Treten wir einen Schritt zurück und betrachten das vollständige Bild. Wenn ich „Linn-Manier“ sage, dann meine ich, dass das Unternehmen aus Glasgow in System-Dimensionen denkt und sich vergleichsweise wenig um Dinge wie Kompatibilität schert. Die 360 Exakt Integrated wurde als logische Vervollständigung der DSM-Streamer konzipiert – und zwar für die Modelle mit Exakt-Technologie. Das trifft auf den Selekt und den Klimax zu – der kleine Majik ist leider raus. Im Zusammenspiel beider Komponenten (Lautsprecher und DSM-Controller) ist das namensgebende „Exakt“ wortwörtlich zu verstehen: Linn unternimmt alles technisch Mögliche, damit das Musiksignal originalgetreu von der Quelle bis zu den Chassis gelangt. Was nach der Schallwandlung mit den Signalen geschieht, kann man zwar mit der „Space Optimisation“ der DSMs beeinflussen, doch entzieht es sich letztlich der Verantwortung der schottischen Ingenieure. Wer sich übrigens nicht vollständig der Welt von Linn hingeben möchte, der kann alternativ zur baugleichen und doch günstigeren „360 Passiv“ greifen. Die bietet Zugang für gängige End- oder Vollverstärker und hat den aktiven Bass der Integrated an Bord – geboostete Wahlfreiheit, wenn Sie so möchten.

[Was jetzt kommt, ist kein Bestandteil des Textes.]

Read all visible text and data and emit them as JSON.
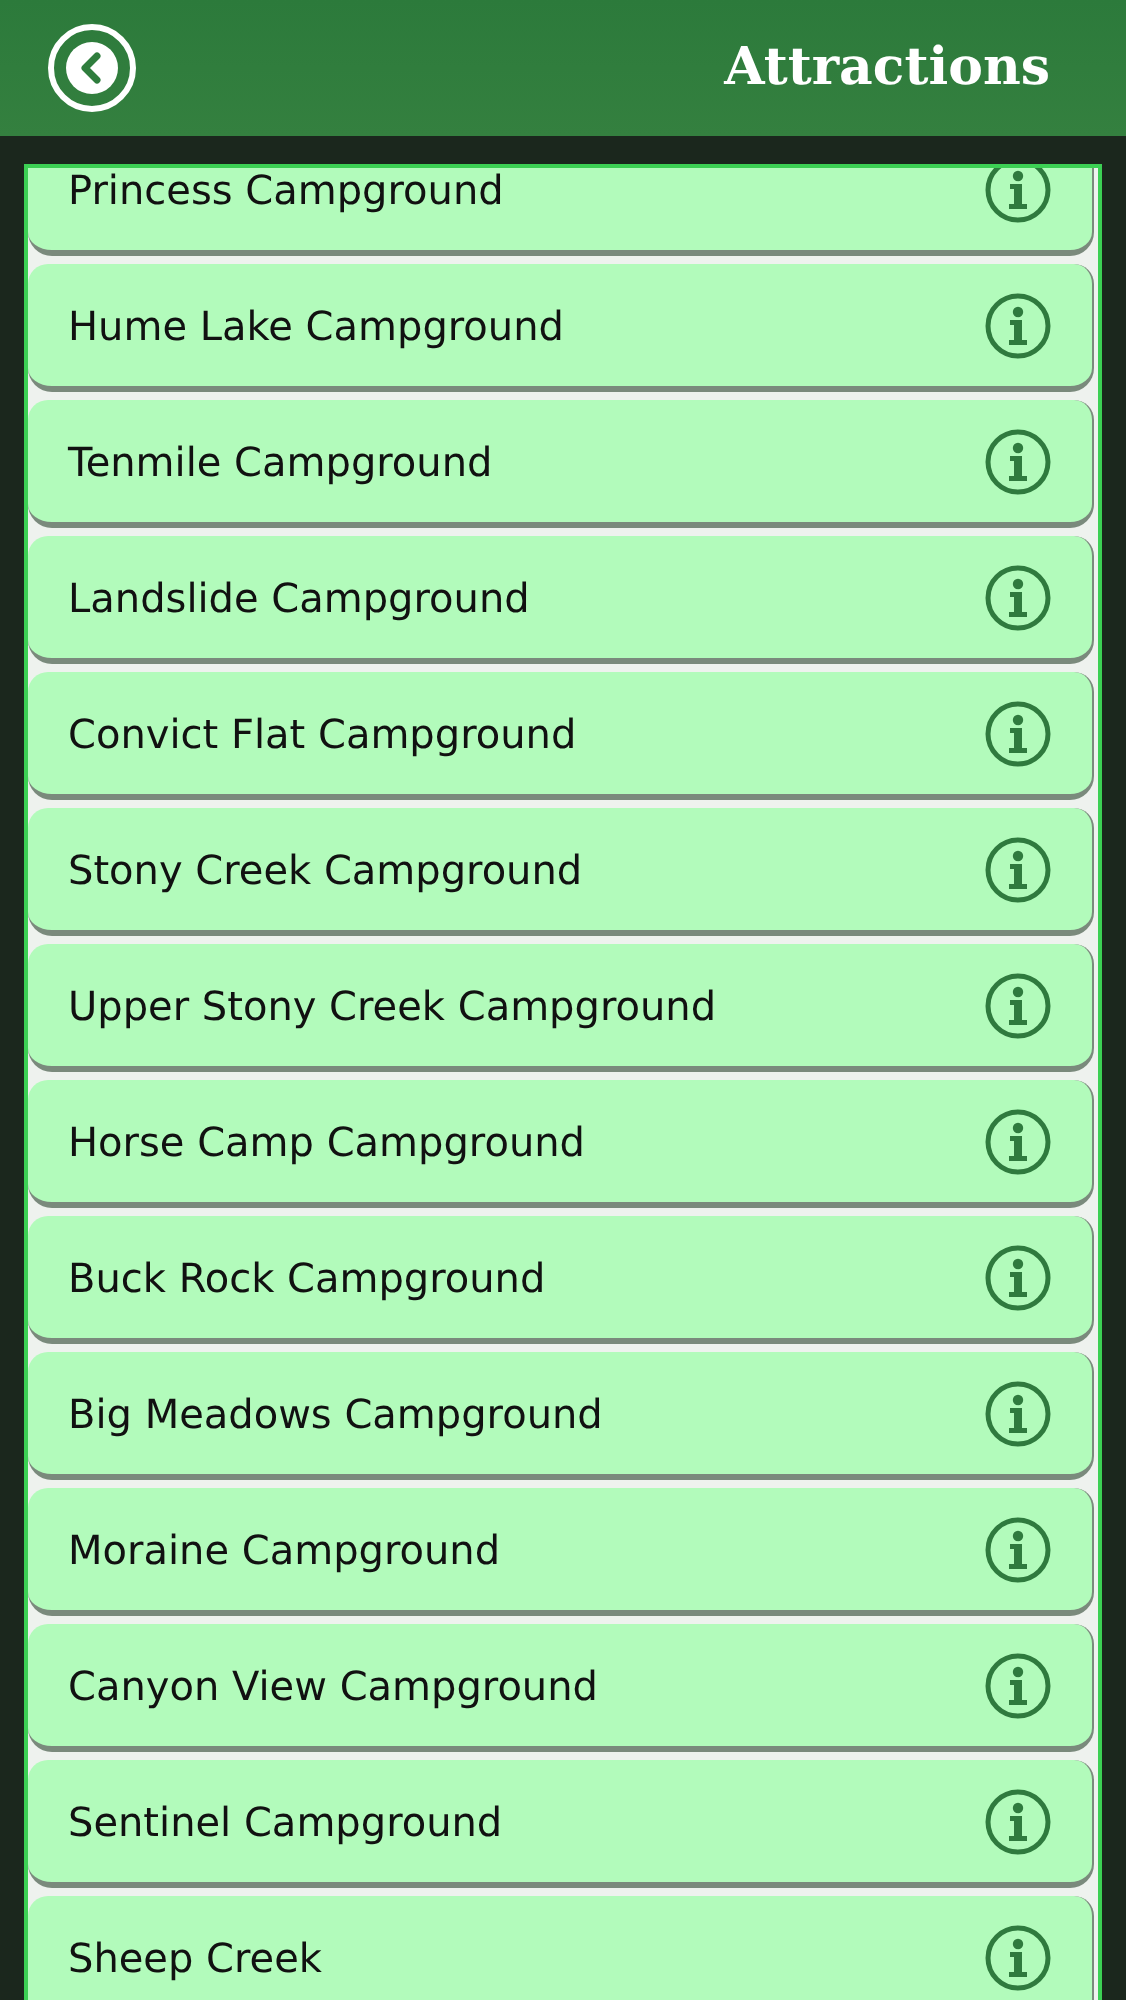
{
  "header": {
    "title": "Attractions"
  },
  "list": {
    "items": [
      {
        "label": "Princess Campground"
      },
      {
        "label": "Hume Lake Campground"
      },
      {
        "label": "Tenmile Campground"
      },
      {
        "label": "Landslide Campground"
      },
      {
        "label": "Convict Flat Campground"
      },
      {
        "label": "Stony Creek Campground"
      },
      {
        "label": "Upper Stony Creek Campground"
      },
      {
        "label": "Horse Camp Campground"
      },
      {
        "label": "Buck Rock Campground"
      },
      {
        "label": "Big Meadows Campground"
      },
      {
        "label": "Moraine Campground"
      },
      {
        "label": "Canyon View Campground"
      },
      {
        "label": "Sentinel Campground"
      },
      {
        "label": "Sheep Creek"
      }
    ]
  }
}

Um ihre hochgesteckten Ziele zu erreichen, stellten die Entwickler in den vergangenen 15 Jahren einen ganzen Werkzeugkasten an Technologien zusammen, die sich nahtlos verzahnen. Das beginnt beim durchgehend digitalen Signalpfad von der LAN-Buchse des Routers bis (fast) in die Chassis des Lautsprechers, umfasst aber auch Details wie die permanente Überwachung der Daten-Integrität oder die im Haus gefertigten SMD-Platinen, deren kompaktes Layout Spaßtötern wie Jitter die Angriffsfläche nimmt. Hinzu gesellt sich ein Aufwand, den viele andere Hersteller kaum leisten könnten: so etwa bei den unterschiedlichen Topologien der Endstufen. Während der Tiefbass die rohe Kraft maßgeschneiderter Class-D-Konzepte einfordere, bringe bei den übrigen Treibern die Präzision „Bias-adaptiver“ Class-AB-Kraftwerke bessere Ergebnisse, erklären die Schotten. Ich übersetze das mal: Die Arbeitspunkte der Endstufen für Oberbass, Mitten und Höhen werden an das jeweilige Chassis (jeder Weg wird von einer eigenen Endstufe umsorgt), an die momentanen Gegebenheiten (Pegel) und die Musik angepasst: Wenn gerade keine Höhen im Signal sind, kann sich die Endstufe des Tweeters entspannen und ein wenig Strom sparen, wenn hingegen ein besonders fordernder Impuls naht, kann sich die Mitten-Endstufe schon mal „vorspannen“. Durch den digitalen Exakt-Signalpfad, der auch den Informationsaustausch zwischen den Komponenten und Baugruppen erlaubt, kann das Elektronenhirn eines DSM-Zuspielers alle erforderlichen Entscheidungen treffen und die Kraftwerke einstimmen, noch ehe das betreffende Signal an die Boxen übertragen wird.

Linn 360 Exakt Integrated
Die fünf Farben der 360 Exakt Integrated: Links die beiden Standardausführungen, rechts die drei fantastischen Sonderlackierungen der „Glasgow Collection“. Eigene Farbwünsche dürfen geäußert werden.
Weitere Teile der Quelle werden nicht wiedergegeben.